Blood test ‘improves’ prostate cancer treatment’
Prostate cancer: Blood test could help target treatment

How is prostate cancer diagnosed?
Prostate cancer is diagnosed by a digital rectal exam and a PSA blood test. It has been shown that a digital rectal exam and PSA test together are superior to either examination alone. Controversy exists, however, among regulatory bodies whether men should be screened for prostate cancer.
Those agencies that do endorse prostate cancer screening recommend that all men obtain an annual PSA test and digital rectal exam starting at the age of 50 years and those in high-risk groups, African American men, or with a family history start getting PSAs and digital rectal exams at the age of 40 years.
What are prostate ultrasound and biopsy?
A prostate ultrasound and biopsy are performed to obtain prostatic tissue to make a definitive diagnosis of prostate cancer.Without a tissue diagnosis, one cannot be sure that an individual man has prostate cancer regardless of his rectal exam or PSA level.
A prostate ultrasound and biopsy are usually done in the urologist’s office. A patient typically will be asked to take antibiotics either before or after the biopsy depending on the individual urologist’s custom. Many urologists also ask the patient to refrain from aspirin for 10 days before the biopsy to minimise the risk of bleeding and to administer a Fleet enema to himself the night before or morning of the biopsy to clean out the rectum. The urologist may perform the ultrasound and biopsy by himself or with a radiologist or ultrasound technician.
The patient is asked to lie on his side with his knees pulled up to his chest. Lubrication is placed in the rectum and an ultrasound probe, which is a plastic tube about the width of two fingers, is then placed in the rectum. This ultrasound probe transmits a picture of the prostate on to a screen where it is viewed by the urologist. Many urologists will then inject a local anaesthetic into the surface of the prostate to numb the prostate before the biopsies are taken.

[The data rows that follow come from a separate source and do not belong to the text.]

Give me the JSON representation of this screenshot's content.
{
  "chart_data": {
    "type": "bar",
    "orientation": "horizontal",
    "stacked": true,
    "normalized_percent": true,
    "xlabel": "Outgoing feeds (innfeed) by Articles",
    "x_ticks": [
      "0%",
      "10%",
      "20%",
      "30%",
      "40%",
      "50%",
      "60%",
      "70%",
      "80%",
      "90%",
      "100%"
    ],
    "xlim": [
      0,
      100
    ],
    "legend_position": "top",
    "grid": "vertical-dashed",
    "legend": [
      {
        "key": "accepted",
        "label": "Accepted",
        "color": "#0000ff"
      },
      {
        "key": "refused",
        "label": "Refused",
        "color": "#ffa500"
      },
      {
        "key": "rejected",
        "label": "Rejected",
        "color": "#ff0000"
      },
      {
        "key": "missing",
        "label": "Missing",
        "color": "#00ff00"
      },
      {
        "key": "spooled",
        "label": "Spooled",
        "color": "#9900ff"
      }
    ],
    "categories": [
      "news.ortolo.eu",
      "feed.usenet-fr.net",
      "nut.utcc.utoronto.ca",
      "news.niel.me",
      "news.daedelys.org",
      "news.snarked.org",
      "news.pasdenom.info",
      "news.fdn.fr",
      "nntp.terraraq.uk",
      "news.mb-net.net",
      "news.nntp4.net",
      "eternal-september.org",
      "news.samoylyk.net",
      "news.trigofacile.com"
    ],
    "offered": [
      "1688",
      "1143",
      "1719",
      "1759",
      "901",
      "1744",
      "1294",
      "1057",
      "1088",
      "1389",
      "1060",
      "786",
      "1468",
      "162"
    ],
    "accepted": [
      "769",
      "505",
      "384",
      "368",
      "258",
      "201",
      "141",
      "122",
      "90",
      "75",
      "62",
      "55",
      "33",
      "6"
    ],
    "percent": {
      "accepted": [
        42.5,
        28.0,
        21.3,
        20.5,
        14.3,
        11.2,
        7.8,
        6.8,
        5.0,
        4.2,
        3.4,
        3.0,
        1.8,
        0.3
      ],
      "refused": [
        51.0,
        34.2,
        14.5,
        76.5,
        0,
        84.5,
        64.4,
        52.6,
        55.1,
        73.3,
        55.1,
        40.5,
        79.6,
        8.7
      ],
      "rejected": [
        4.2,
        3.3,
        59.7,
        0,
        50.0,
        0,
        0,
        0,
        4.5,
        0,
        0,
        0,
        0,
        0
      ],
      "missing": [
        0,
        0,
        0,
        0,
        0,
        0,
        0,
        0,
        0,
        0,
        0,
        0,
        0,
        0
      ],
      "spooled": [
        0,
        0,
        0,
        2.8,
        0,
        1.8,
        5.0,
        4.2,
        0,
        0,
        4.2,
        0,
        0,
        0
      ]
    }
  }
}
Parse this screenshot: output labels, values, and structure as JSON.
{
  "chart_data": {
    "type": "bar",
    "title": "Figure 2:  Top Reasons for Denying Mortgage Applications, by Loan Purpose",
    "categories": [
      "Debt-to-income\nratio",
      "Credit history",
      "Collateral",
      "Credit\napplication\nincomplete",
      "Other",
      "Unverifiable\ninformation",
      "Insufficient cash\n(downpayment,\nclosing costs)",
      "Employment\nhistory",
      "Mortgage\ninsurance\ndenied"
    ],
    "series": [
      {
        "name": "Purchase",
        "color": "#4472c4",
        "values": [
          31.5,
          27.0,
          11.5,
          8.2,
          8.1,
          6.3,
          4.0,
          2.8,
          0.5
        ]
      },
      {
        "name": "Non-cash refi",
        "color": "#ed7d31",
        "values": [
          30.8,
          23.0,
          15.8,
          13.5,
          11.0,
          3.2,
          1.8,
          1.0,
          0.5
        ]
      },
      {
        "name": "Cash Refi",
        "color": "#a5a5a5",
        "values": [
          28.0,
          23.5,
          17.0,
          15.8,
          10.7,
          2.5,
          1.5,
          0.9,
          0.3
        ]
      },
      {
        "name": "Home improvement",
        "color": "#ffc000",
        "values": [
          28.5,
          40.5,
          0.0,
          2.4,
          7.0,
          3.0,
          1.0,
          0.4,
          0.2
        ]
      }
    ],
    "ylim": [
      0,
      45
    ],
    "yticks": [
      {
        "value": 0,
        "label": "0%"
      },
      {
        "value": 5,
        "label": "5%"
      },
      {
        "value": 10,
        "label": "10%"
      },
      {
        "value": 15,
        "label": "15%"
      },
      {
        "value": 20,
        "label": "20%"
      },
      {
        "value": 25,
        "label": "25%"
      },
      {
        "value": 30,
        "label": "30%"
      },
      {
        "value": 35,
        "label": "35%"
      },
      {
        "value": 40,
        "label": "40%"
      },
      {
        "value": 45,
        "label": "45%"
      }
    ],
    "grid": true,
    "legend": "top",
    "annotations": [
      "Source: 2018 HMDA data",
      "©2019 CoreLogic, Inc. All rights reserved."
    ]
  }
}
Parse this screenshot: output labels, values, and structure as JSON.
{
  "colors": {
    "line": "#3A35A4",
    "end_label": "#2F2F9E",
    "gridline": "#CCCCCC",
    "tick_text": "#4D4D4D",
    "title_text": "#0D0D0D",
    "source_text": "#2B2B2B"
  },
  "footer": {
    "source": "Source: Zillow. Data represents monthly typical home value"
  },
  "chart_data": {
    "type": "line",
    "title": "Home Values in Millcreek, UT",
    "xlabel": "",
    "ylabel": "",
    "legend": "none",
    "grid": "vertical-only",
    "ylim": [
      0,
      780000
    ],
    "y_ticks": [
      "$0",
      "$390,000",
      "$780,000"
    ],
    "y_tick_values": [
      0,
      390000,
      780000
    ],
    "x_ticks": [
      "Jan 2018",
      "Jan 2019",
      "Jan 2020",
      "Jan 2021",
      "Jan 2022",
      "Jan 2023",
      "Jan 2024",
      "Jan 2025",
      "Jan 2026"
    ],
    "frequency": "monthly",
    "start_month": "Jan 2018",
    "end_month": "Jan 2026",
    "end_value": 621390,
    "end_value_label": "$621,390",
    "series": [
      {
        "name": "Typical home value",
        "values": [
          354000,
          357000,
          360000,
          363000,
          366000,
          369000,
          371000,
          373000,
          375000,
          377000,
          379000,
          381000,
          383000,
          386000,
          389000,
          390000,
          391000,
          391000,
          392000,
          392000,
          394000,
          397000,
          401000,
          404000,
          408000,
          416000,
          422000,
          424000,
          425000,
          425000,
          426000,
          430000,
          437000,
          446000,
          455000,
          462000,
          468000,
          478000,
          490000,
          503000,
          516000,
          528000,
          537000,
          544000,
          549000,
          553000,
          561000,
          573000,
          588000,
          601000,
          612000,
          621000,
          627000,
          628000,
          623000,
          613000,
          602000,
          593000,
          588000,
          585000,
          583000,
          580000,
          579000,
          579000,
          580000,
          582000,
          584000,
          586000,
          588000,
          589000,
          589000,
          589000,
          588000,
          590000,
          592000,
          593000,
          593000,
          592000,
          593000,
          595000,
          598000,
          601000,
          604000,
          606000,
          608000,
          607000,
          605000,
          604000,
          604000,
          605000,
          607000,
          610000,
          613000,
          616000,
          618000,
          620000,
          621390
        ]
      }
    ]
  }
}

At this point, a spring-loaded biopsy gun is placed through a channel in the ultrasound probe. The biopsy gun takes small cores of tissue from the prostate. The number of cores taken is variable and depends on the judgment of the urologist. The prostate cores are sent to pathology for review and diagnosis. The typical ultrasound and prostate biopsies take 20 to 30 minutes. The patient is sent home with oral antibiotics, and the patient may see blood in his urine, stool, or semen for several days or at times for several weeks after the biopsies.
JN: Do negative results of a needle biopsy mean that the patient’s prostate is free of cancer or that just the portions of the prostate that were selected for biopsy were free of cancer or that the cancer was so small that the biopsy made it difficult to identify?
KL: A negative biopsy does not categorically prove that the patient does not have cancer. Sampling error can occur and small tumours can be missed. Therefore, follow-up after a negative biopsy is important.
What are Gleason grades and scores?
For many years, pathologists described the histologic (microscopic) features of prostate cancer in a very imprecise way. Pathologists generally lumped prostate cancer into one of three categories: well, moderately, or poorly differentiated tumours. Then, in 1974, Donald Gleason, a pathologist at the University of Minnesota, published a set of reproducible criteria that pathologists could use to describe or grade prostate cancer. The grades ranged from 1 through 5, with 1 being the best or least aggressive cancer and 5 being the worst or most aggressive cancer.
A Gleason score is calculated by adding together the two most prevalent grades in the tissue that the pathologist examines. Therefore, the best Gleason score is a 1 + 1 = 2, and the worst is a 5 + 5 = 10.
If the tumour is not homogenous, then the most prevalent grade is listed first, such as 5 + 4 = 9. It should be emphasised that a Gleason score 4 + 3 = 7 is different than a 3 + 4 = 7 because the most prevalent grade is higher. Almost all pathologists who examine prostate cancer now use the Gleason scoring system.
Is prostate cancer genetic?
To some degree prostate cancer is genetic. Prostate cancer rates differ significantly among racial and ethnic groups. African American men have an incidence of prostate cancer about 150/100,000 person years. Caucasian men have an incidence at about 100/100,000 person-years, and Asian men have an incidence of about 30 to 40/100,000 person-years.
Family history is an important factor in determining whether a man is at an increased risk for prostate cancer. The more family members and the earlier the age of onset of cancer in related family members increase the risk.
JN: If among men whose fathers had prostate cancer 55% of them also developed prostate cancer, is it scientifically reasonable to conclude that a principal factor in the case of the sons who developed cancer was genetic? If so, do we have any studies that suggest why 45% of the sons who didn’t develop prostate cancer escaped the disease?
KL: We do not entirely understand the genetic influence of prostate cancer and its specific influence in individual cancer.
JN: What about gene therapy for prostate cancer?
KL: Gene therapy is receiving much attention as a potential treatment for many cancers. Currently, gene therapy is still an experimental strategy for prostate cancer treatment.